Push all new elements to the inbox stack. When you need to dequeue, if outbox is empty, pop everything from inbox to outbox (reversing the order). Then pop from outbox.

Solution

TypeScript

class Stack<T> {
  private items: T[] = [];

  push(value: T): void {
    this.items.push(value);
  }

  pop(): T | undefined {
    return this.items.pop();
  }

  peek(): T | undefined {
    return this.items[this.items.length - 1];
  }

  isEmpty(): boolean {
    return this.items.length === 0;
  }

  get size(): number {
    return this.items.length;
  }
}

class Queue<T> {
  private items: Map<number, T> = new Map();
  private head = 0;
  private tail = 0;

  enqueue(value: T): void {
    this.items.set(this.tail, value);
    this.tail++;
  }

  dequeue(): T | undefined {
    if (this.isEmpty()) return undefined;
    const value = this.items.get(this.head);
    this.items.delete(this.head);
    this.head++;
    return value;
  }

  peek(): T | undefined {
    return this.items.get(this.head);
  }

  isEmpty(): boolean {
    return this.head === this.tail;
  }

  get size(): number {
    return this.tail - this.head;
  }
}

class QueueFromStacks<T> {
  private inbox = new Stack<T>();
  private outbox = new Stack<T>();

  enqueue(value: T): void {
    this.inbox.push(value);
  }

  dequeue(): T | undefined {
    if (this.outbox.isEmpty()) {
      while (!this.inbox.isEmpty()) {
        this.outbox.push(this.inbox.pop()!);
      }
    }
    return this.outbox.pop();
  }

  peek(): T | undefined {
    if (this.outbox.isEmpty()) {
      while (!this.inbox.isEmpty()) {
        this.outbox.push(this.inbox.pop()!);
      }
    }
    return this.outbox.peek();
  }

  isEmpty(): boolean {
    return this.inbox.isEmpty() && this.outbox.isEmpty();
  }
}

Complexity Analysis

Stack

Operation	Time	Space
Push	O(1)	O(1)
Pop	O(1)	O(1)
Peek	O(1)	O(1)

Queue (Map-based)

Operation	Time	Space
Enqueue	O(1)	O(1)
Dequeue	O(1)	O(1)
Peek	O(1)	O(1)

Queue from Two Stacks

Operation	Amortized	Worst
Enqueue	O(1)	O(1)
Dequeue	O(1)	O(n)

Each element is moved between stacks at most once, so amortized cost is O(1).

Cross-Language Notes

Python: Use collections.deque for production queues — it provides O(1) append() and popleft().
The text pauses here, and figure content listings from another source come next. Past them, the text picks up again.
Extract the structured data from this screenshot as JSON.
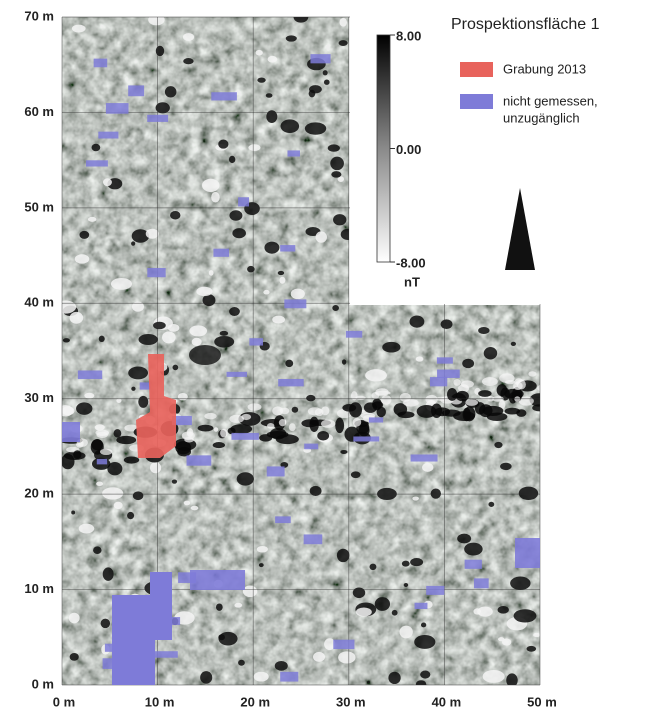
{
  "map": {
    "title": "Prospektionsfläche 1",
    "legend": [
      {
        "lines": [
          "Grabung 2013"
        ],
        "color": "#e8635c"
      },
      {
        "lines": [
          "nicht gemessen,",
          "unzugänglich"
        ],
        "color": "#7e7bd8"
      }
    ],
    "colorbar": {
      "ticks": [
        {
          "value": 8,
          "label": "8.00"
        },
        {
          "value": 0,
          "label": "0.00"
        },
        {
          "value": -8,
          "label": "-8.00"
        }
      ],
      "range": [
        -8,
        8
      ],
      "unit": "nT"
    },
    "xlim": [
      0,
      50
    ],
    "ylim": [
      0,
      70
    ],
    "xticks": [
      {
        "value": 0,
        "label": "0 m"
      },
      {
        "value": 10,
        "label": "10 m"
      },
      {
        "value": 20,
        "label": "20 m"
      },
      {
        "value": 30,
        "label": "30 m"
      },
      {
        "value": 40,
        "label": "40 m"
      },
      {
        "value": 50,
        "label": "50 m"
      }
    ],
    "yticks": [
      {
        "value": 0,
        "label": "0 m"
      },
      {
        "value": 10,
        "label": "10 m"
      },
      {
        "value": 20,
        "label": "20 m"
      },
      {
        "value": 30,
        "label": "30 m"
      },
      {
        "value": 40,
        "label": "40 m"
      },
      {
        "value": 50,
        "label": "50 m"
      },
      {
        "value": 60,
        "label": "60 m"
      },
      {
        "value": 70,
        "label": "70 m"
      }
    ]
  }
}
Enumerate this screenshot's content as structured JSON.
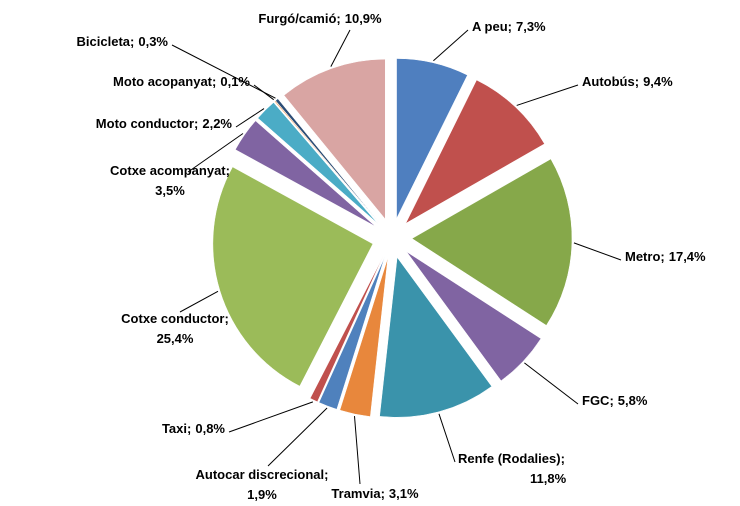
{
  "chart_data": {
    "type": "pie",
    "label_separator": ";",
    "categories": [
      "A peu",
      "Autobús",
      "Metro",
      "FGC",
      "Renfe (Rodalies)",
      "Tramvia",
      "Autocar discrecional",
      "Taxi",
      "Cotxe conductor",
      "Cotxe acompanyat",
      "Moto conductor",
      "Moto acopanyat",
      "Bicicleta",
      "Furgó/camió"
    ],
    "values": [
      7.3,
      9.4,
      17.4,
      5.8,
      11.8,
      3.1,
      1.9,
      0.8,
      25.4,
      3.5,
      2.2,
      0.1,
      0.3,
      10.9
    ],
    "value_labels": [
      "7,3%",
      "9,4%",
      "17,4%",
      "5,8%",
      "11,8%",
      "3,1%",
      "1,9%",
      "0,8%",
      "25,4%",
      "3,5%",
      "2,2%",
      "0,1%",
      "0,3%",
      "10,9%"
    ],
    "colors": [
      "#4f7fbf",
      "#c0504d",
      "#86a84a",
      "#8064a2",
      "#3a93ab",
      "#e8873c",
      "#4f81bd",
      "#c0504d",
      "#9bbb59",
      "#8064a2",
      "#4bacc6",
      "#f79646",
      "#2c4d75",
      "#d9a5a3"
    ]
  }
}
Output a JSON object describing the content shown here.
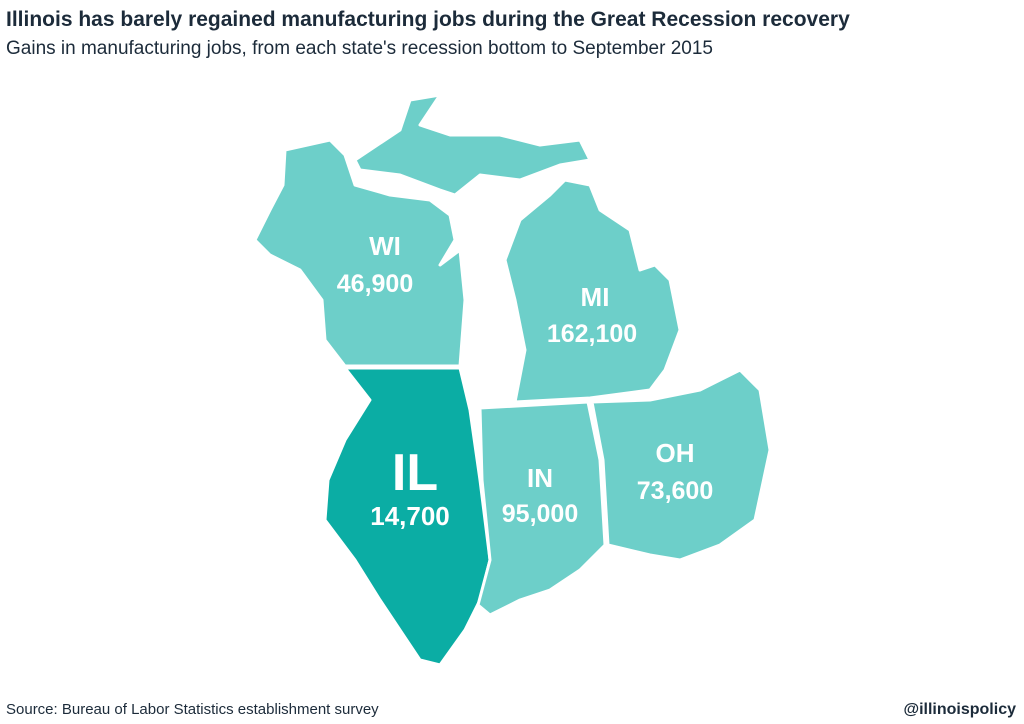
{
  "header": {
    "title": "Illinois has barely regained manufacturing jobs during the Great Recession recovery",
    "subtitle": "Gains in manufacturing jobs, from each state's recession bottom to September 2015"
  },
  "states": [
    {
      "label": "WI",
      "value": "46,900"
    },
    {
      "label": "MI",
      "value": "162,100"
    },
    {
      "label": "IL",
      "value": "14,700"
    },
    {
      "label": "IN",
      "value": "95,000"
    },
    {
      "label": "OH",
      "value": "73,600"
    }
  ],
  "footer": {
    "source": "Source: Bureau of Labor Statistics establishment survey",
    "handle": "@illinoispolicy"
  }
}
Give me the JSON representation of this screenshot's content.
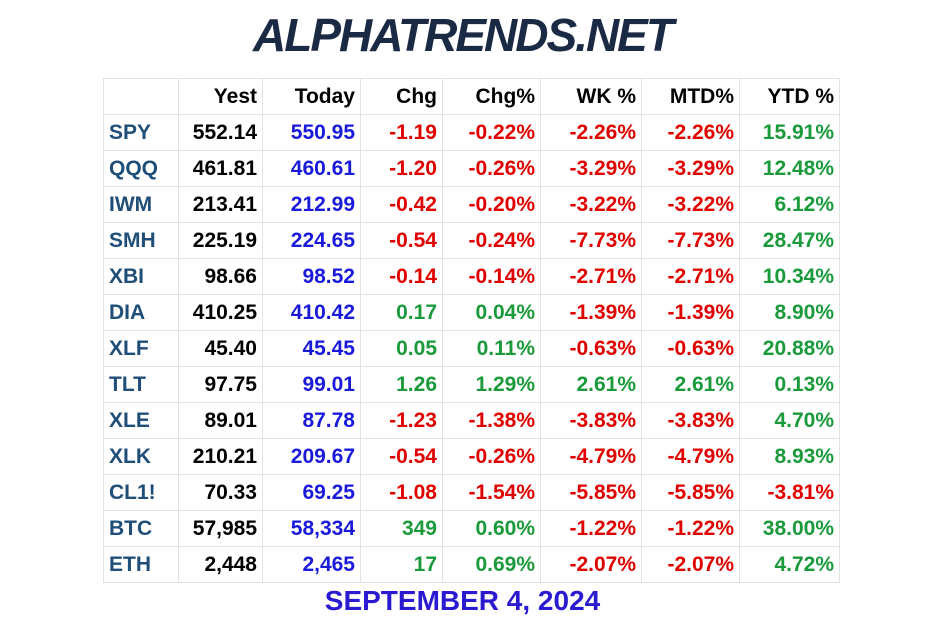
{
  "header": {
    "logo": "ALPHATRENDS.NET"
  },
  "table": {
    "columns": [
      "Yest",
      "Today",
      "Chg",
      "Chg%",
      "WK %",
      "MTD%",
      "YTD %"
    ],
    "rows": [
      [
        "SPY",
        "552.14",
        "550.95",
        "-1.19",
        "-0.22%",
        "-2.26%",
        "-2.26%",
        "15.91%"
      ],
      [
        "QQQ",
        "461.81",
        "460.61",
        "-1.20",
        "-0.26%",
        "-3.29%",
        "-3.29%",
        "12.48%"
      ],
      [
        "IWM",
        "213.41",
        "212.99",
        "-0.42",
        "-0.20%",
        "-3.22%",
        "-3.22%",
        "6.12%"
      ],
      [
        "SMH",
        "225.19",
        "224.65",
        "-0.54",
        "-0.24%",
        "-7.73%",
        "-7.73%",
        "28.47%"
      ],
      [
        "XBI",
        "98.66",
        "98.52",
        "-0.14",
        "-0.14%",
        "-2.71%",
        "-2.71%",
        "10.34%"
      ],
      [
        "DIA",
        "410.25",
        "410.42",
        "0.17",
        "0.04%",
        "-1.39%",
        "-1.39%",
        "8.90%"
      ],
      [
        "XLF",
        "45.40",
        "45.45",
        "0.05",
        "0.11%",
        "-0.63%",
        "-0.63%",
        "20.88%"
      ],
      [
        "TLT",
        "97.75",
        "99.01",
        "1.26",
        "1.29%",
        "2.61%",
        "2.61%",
        "0.13%"
      ],
      [
        "XLE",
        "89.01",
        "87.78",
        "-1.23",
        "-1.38%",
        "-3.83%",
        "-3.83%",
        "4.70%"
      ],
      [
        "XLK",
        "210.21",
        "209.67",
        "-0.54",
        "-0.26%",
        "-4.79%",
        "-4.79%",
        "8.93%"
      ],
      [
        "CL1!",
        "70.33",
        "69.25",
        "-1.08",
        "-1.54%",
        "-5.85%",
        "-5.85%",
        "-3.81%"
      ],
      [
        "BTC",
        "57,985",
        "58,334",
        "349",
        "0.60%",
        "-1.22%",
        "-1.22%",
        "38.00%"
      ],
      [
        "ETH",
        "2,448",
        "2,465",
        "17",
        "0.69%",
        "-2.07%",
        "-2.07%",
        "4.72%"
      ]
    ]
  },
  "footer": {
    "date": "SEPTEMBER 4, 2024"
  }
}
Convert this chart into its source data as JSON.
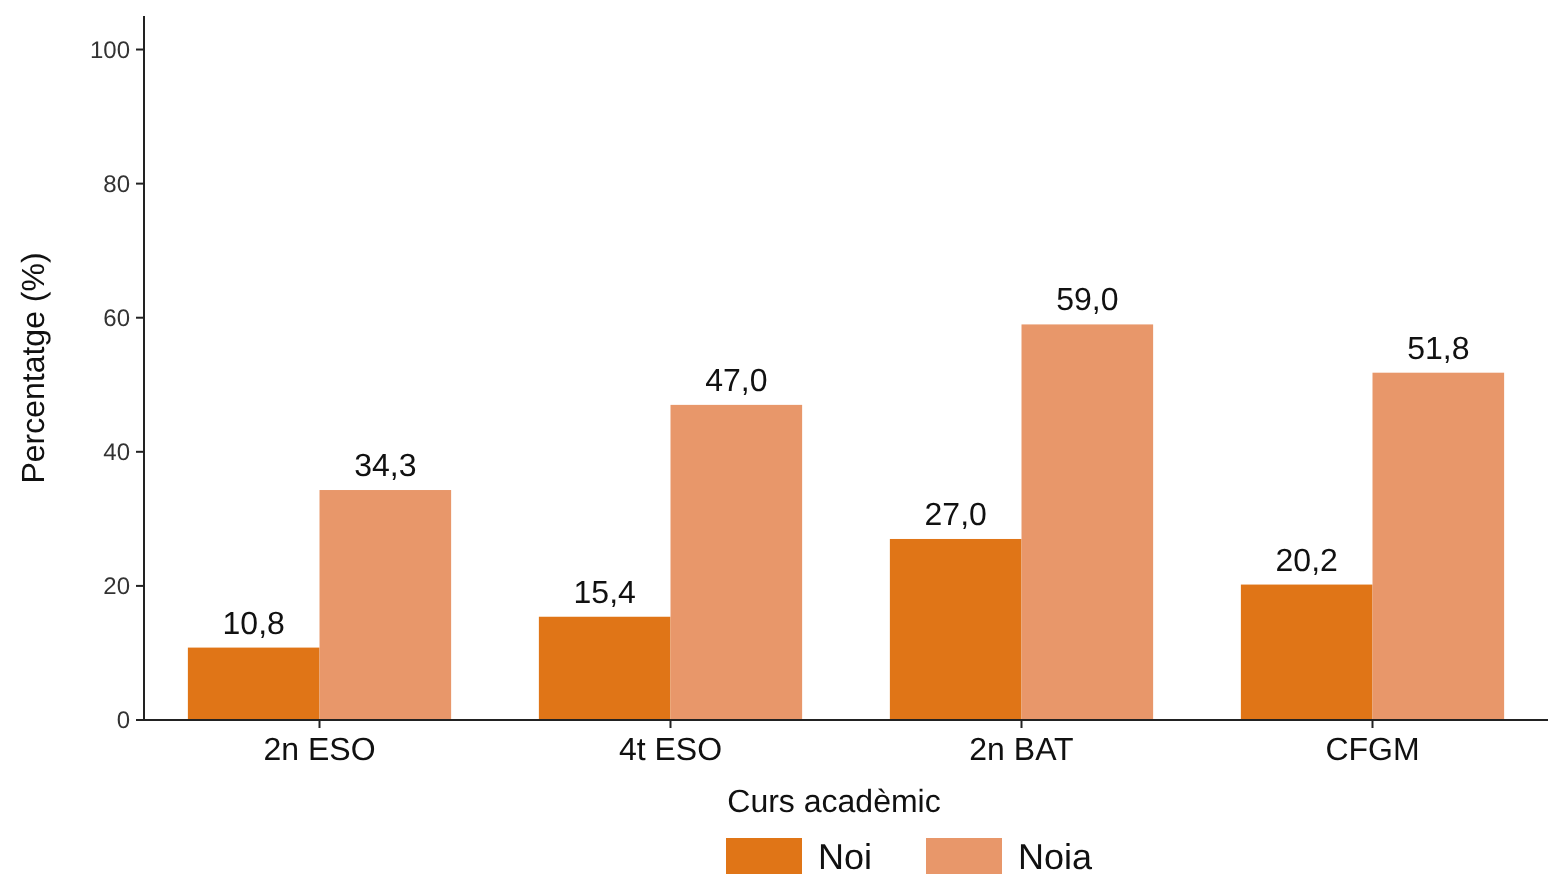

Python lists work fine as stacks (append/pop) but are O(n) for pop(0). See Python Core Concepts.

PHP: SplStack extends SplDoublyLinkedList with LIFO iteration, and SplQueue with FIFO. Both provide O(1) operations. See PHP Core Concepts.

JavaScript: The QueueFromStacks pattern is used in real systems — for example, some message queues use dual-buffer designs inspired by this approach.